Respect, reflection and reconciliation: On Australia Day and always


With a referendum on the Voice to Parliament to be held this year, and growing debate surrounding Australia Day, many of our First Nations peoples are experiencing increased levels of racism and hostility.

In the spirit of Macquarie University’s unwavering commitment to reconciliation, Dr Leanne Holt, Pro Vice-Chancellor (Indigenous Strategy) reflects on the important role we play – both as individuals and as an institution – in advocating for an inclusive and respectful Australia that is mindful of the cultures, traditions and histories of the people and the lands on which our great University resides.

picture-1For Australia’s First People, 26 January represents the deep loss of Country, freedom, culture and lives experienced by our Aboriginal and Torres Strait Islander communities, and the inter-generational trauma that continues to echo from the time of European colonisation. This history and its reverberations are particularly apposite for the Dharug peoples, on whose lands our Wallumattagal Campus is located, as they were among the first to be impacted by the arrival of the First Fleet.

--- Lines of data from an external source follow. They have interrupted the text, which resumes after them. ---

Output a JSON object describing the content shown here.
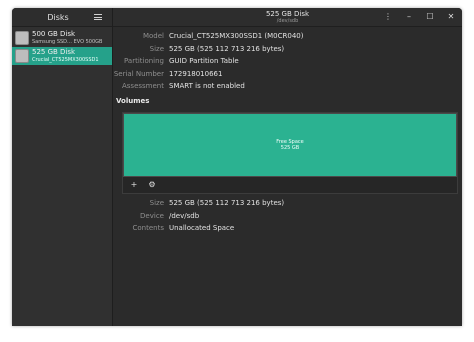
{
  "sidebar": {
    "title": "Disks",
    "disks": [
      {
        "name": "500 GB Disk",
        "model": "Samsung SSD… EVO 500GB"
      },
      {
        "name": "525 GB Disk",
        "model": "Crucial_CT525MX300SSD1"
      }
    ]
  },
  "titlebar": {
    "title": "525 GB Disk",
    "subtitle": "/dev/sdb",
    "menu_glyph": "⋮",
    "minimize_glyph": "–",
    "maximize_glyph": "☐",
    "close_glyph": "✕"
  },
  "disk_info": [
    {
      "label": "Model",
      "value": "Crucial_CT525MX300SSD1 (M0CR040)"
    },
    {
      "label": "Size",
      "value": "525 GB (525 112 713 216 bytes)"
    },
    {
      "label": "Partitioning",
      "value": "GUID Partition Table"
    },
    {
      "label": "Serial Number",
      "value": "172918010661"
    },
    {
      "label": "Assessment",
      "value": "SMART is not enabled"
    }
  ],
  "volumes": {
    "title": "Volumes",
    "block": {
      "line1": "Free Space",
      "line2": "525 GB"
    },
    "add_glyph": "+",
    "settings_glyph": "⚙"
  },
  "volume_info": [
    {
      "label": "Size",
      "value": "525 GB (525 112 713 216 bytes)"
    },
    {
      "label": "Device",
      "value": "/dev/sdb"
    },
    {
      "label": "Contents",
      "value": "Unallocated Space"
    }
  ],
  "colors": {
    "accent": "#25a18a",
    "volume": "#2bb291",
    "background": "#2b2b2b"
  }
}
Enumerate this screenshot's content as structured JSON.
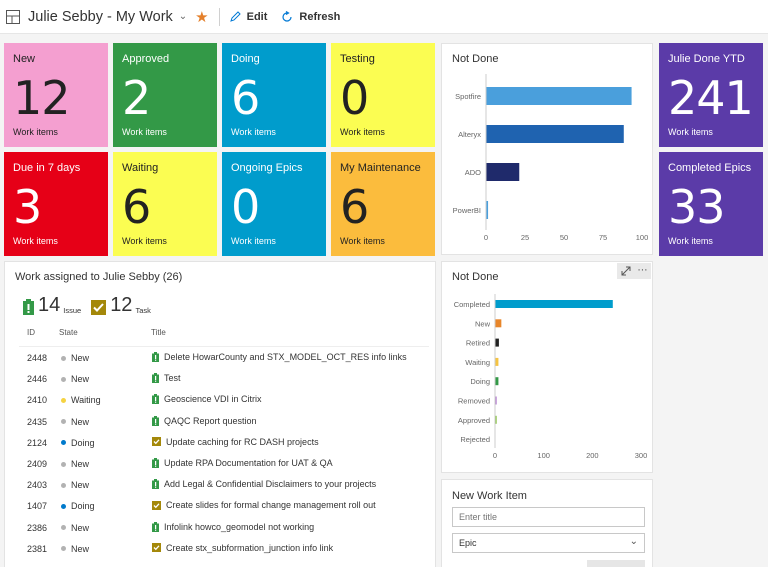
{
  "header": {
    "title": "Julie Sebby - My Work",
    "edit_label": "Edit",
    "refresh_label": "Refresh",
    "icons": [
      "dashboard-grid-icon",
      "chevron-down-icon",
      "star-icon",
      "edit-icon",
      "refresh-icon"
    ]
  },
  "tiles": [
    {
      "label": "New",
      "value": "12",
      "sub": "Work items",
      "color": "#f49fd0"
    },
    {
      "label": "Approved",
      "value": "2",
      "sub": "Work items",
      "color": "#339947"
    },
    {
      "label": "Doing",
      "value": "6",
      "sub": "Work items",
      "color": "#009ccc"
    },
    {
      "label": "Testing",
      "value": "0",
      "sub": "Work items",
      "color": "#fbfd52"
    },
    {
      "label": "Due in 7 days",
      "value": "3",
      "sub": "Work items",
      "color": "#e60017"
    },
    {
      "label": "Waiting",
      "value": "6",
      "sub": "Work items",
      "color": "#fbfd52"
    },
    {
      "label": "Ongoing Epics",
      "value": "0",
      "sub": "Work items",
      "color": "#009ccc"
    },
    {
      "label": "My Maintenance",
      "value": "6",
      "sub": "Work items",
      "color": "#fbbc3d"
    },
    {
      "label": "Julie Done YTD",
      "value": "241",
      "sub": "Work items",
      "color": "#5b3ba8"
    },
    {
      "label": "Completed Epics",
      "value": "33",
      "sub": "Work items",
      "color": "#5b3ba8"
    }
  ],
  "chart1": {
    "title": "Not Done"
  },
  "chart2": {
    "title": "Not Done",
    "icons": [
      "expand-icon",
      "more-options-icon"
    ]
  },
  "chart_data": [
    {
      "type": "bar",
      "orientation": "horizontal",
      "title": "Not Done",
      "categories": [
        "Spotfire",
        "Alteryx",
        "ADO",
        "PowerBI"
      ],
      "values": [
        93,
        88,
        21,
        1
      ],
      "colors": [
        "#4a9fdc",
        "#1f63b0",
        "#1f2a6b",
        "#4a9fdc"
      ],
      "xlim": [
        0,
        100
      ],
      "xticks": [
        "0",
        "25",
        "50",
        "75",
        "100"
      ],
      "grid": false
    },
    {
      "type": "bar",
      "orientation": "horizontal",
      "title": "Not Done",
      "categories": [
        "Completed",
        "New",
        "Retired",
        "Waiting",
        "Doing",
        "Removed",
        "Approved",
        "Rejected"
      ],
      "values": [
        241,
        12,
        7,
        6,
        6,
        2,
        2,
        0
      ],
      "colors": [
        "#009ccc",
        "#e8862a",
        "#222222",
        "#f5c342",
        "#339947",
        "#b57fd0",
        "#8bc34a",
        "#999999"
      ],
      "xlim": [
        0,
        300
      ],
      "xticks": [
        "0",
        "100",
        "200",
        "300"
      ],
      "grid": false
    }
  ],
  "worklist": {
    "title": "Work assigned to Julie Sebby (26)",
    "issue_count": "14",
    "issue_label": "Issue",
    "task_count": "12",
    "task_label": "Task",
    "columns": {
      "id": "ID",
      "state": "State",
      "title": "Title"
    },
    "rows": [
      {
        "id": "2448",
        "state": "New",
        "state_color": "#b2b2b2",
        "type": "issue",
        "title": "Delete HowarCounty and STX_MODEL_OCT_RES info links"
      },
      {
        "id": "2446",
        "state": "New",
        "state_color": "#b2b2b2",
        "type": "issue",
        "title": "Test"
      },
      {
        "id": "2410",
        "state": "Waiting",
        "state_color": "#f5d342",
        "type": "issue",
        "title": "Geoscience VDI in Citrix"
      },
      {
        "id": "2435",
        "state": "New",
        "state_color": "#b2b2b2",
        "type": "issue",
        "title": "QAQC Report question"
      },
      {
        "id": "2124",
        "state": "Doing",
        "state_color": "#007acc",
        "type": "task",
        "title": "Update caching for RC DASH projects"
      },
      {
        "id": "2409",
        "state": "New",
        "state_color": "#b2b2b2",
        "type": "issue",
        "title": "Update RPA Documentation for UAT & QA"
      },
      {
        "id": "2403",
        "state": "New",
        "state_color": "#b2b2b2",
        "type": "issue",
        "title": "Add Legal & Confidential Disclaimers to your projects"
      },
      {
        "id": "1407",
        "state": "Doing",
        "state_color": "#007acc",
        "type": "task",
        "title": "Create slides for formal change management roll out"
      },
      {
        "id": "2386",
        "state": "New",
        "state_color": "#b2b2b2",
        "type": "issue",
        "title": "Infolink howco_geomodel not working"
      },
      {
        "id": "2381",
        "state": "New",
        "state_color": "#b2b2b2",
        "type": "task",
        "title": "Create stx_subformation_junction info link"
      }
    ]
  },
  "new_item": {
    "title": "New Work Item",
    "title_placeholder": "Enter title",
    "type_selected": "Epic"
  }
}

The tragic events that the landing of the First Fleet foreshadowed frame debate about 26 January. In 1938, Aboriginal protesters declared 26 January a Day of Mourning and used the opportunity to call for access to education, citizenship and better conditions. In 1972, four Aboriginal men led a protest outside Parliament that started with the installation of a single beach umbrella and evolved into the Tent Embassy that remains today. In 1988, while settler Australia was celebrating 200 years of colonisation, Aboriginal people declared the day ‘Invasion Day’. To mark the occasion, more than 200 people marched over Sydney’s Harbour Bridge to educate the broader community on what the day means to Aboriginal and Torres Strait Islander peoples, leading to both national and international media attention. More recently, there has been a strong call to change the date of Australia Day so that it represents an inclusive history for all. Yet, while this campaign has received significant support from individuals and industries, and continues to grow each year, racist attacks aimed at First Nations peoples continue.

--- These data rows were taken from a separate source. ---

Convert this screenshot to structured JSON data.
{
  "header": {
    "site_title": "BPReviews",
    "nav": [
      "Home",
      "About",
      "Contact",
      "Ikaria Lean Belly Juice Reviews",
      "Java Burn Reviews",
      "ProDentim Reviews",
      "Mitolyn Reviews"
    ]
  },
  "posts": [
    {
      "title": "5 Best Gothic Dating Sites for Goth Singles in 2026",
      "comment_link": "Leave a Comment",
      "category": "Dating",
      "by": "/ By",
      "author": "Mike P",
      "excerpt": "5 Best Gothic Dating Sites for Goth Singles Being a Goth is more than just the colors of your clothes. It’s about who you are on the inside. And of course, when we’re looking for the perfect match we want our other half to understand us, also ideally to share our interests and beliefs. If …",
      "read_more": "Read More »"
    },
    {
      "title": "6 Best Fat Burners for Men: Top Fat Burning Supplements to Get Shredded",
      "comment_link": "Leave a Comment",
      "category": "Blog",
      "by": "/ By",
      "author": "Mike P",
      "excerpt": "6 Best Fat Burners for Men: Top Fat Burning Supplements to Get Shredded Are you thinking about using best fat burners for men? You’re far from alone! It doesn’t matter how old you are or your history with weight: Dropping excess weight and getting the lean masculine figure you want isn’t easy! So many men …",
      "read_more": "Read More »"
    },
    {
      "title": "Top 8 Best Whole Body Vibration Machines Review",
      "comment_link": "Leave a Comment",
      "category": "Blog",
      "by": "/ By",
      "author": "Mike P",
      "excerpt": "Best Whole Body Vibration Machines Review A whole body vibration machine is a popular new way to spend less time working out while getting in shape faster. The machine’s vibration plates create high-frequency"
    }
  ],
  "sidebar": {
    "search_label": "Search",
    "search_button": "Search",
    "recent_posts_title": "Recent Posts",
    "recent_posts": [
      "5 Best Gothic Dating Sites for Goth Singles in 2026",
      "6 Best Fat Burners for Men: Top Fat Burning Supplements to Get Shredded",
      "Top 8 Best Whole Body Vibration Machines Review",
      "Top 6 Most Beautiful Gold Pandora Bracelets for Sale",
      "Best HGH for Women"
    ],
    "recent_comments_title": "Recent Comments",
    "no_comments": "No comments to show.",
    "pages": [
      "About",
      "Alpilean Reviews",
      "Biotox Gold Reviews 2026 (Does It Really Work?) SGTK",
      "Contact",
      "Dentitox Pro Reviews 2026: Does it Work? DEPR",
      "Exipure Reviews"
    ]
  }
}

As a university we have a responsibility to educate our communities and to stand up to racism and hate. In this spirit, Walanga Muru and the Department of Indigenous Studies will hold events throughout the year that you are welcome to attend. We encourage you to attend these and other Aboriginal-led events to develop your understanding; reflect on the lands on which we live and work, and how for thousands of years Aboriginal people have sustained that land through unique knowledges passed down through generations; read about the histories of Aboriginal peoples and the meaning of 26 January to understand why Aboriginal peoples continue to advocate for a different date; and share your education with others to express how proud we are to live in a country that has the oldest living culture in the world. Registration for Manawari Cultural Safety Training will also open again in February.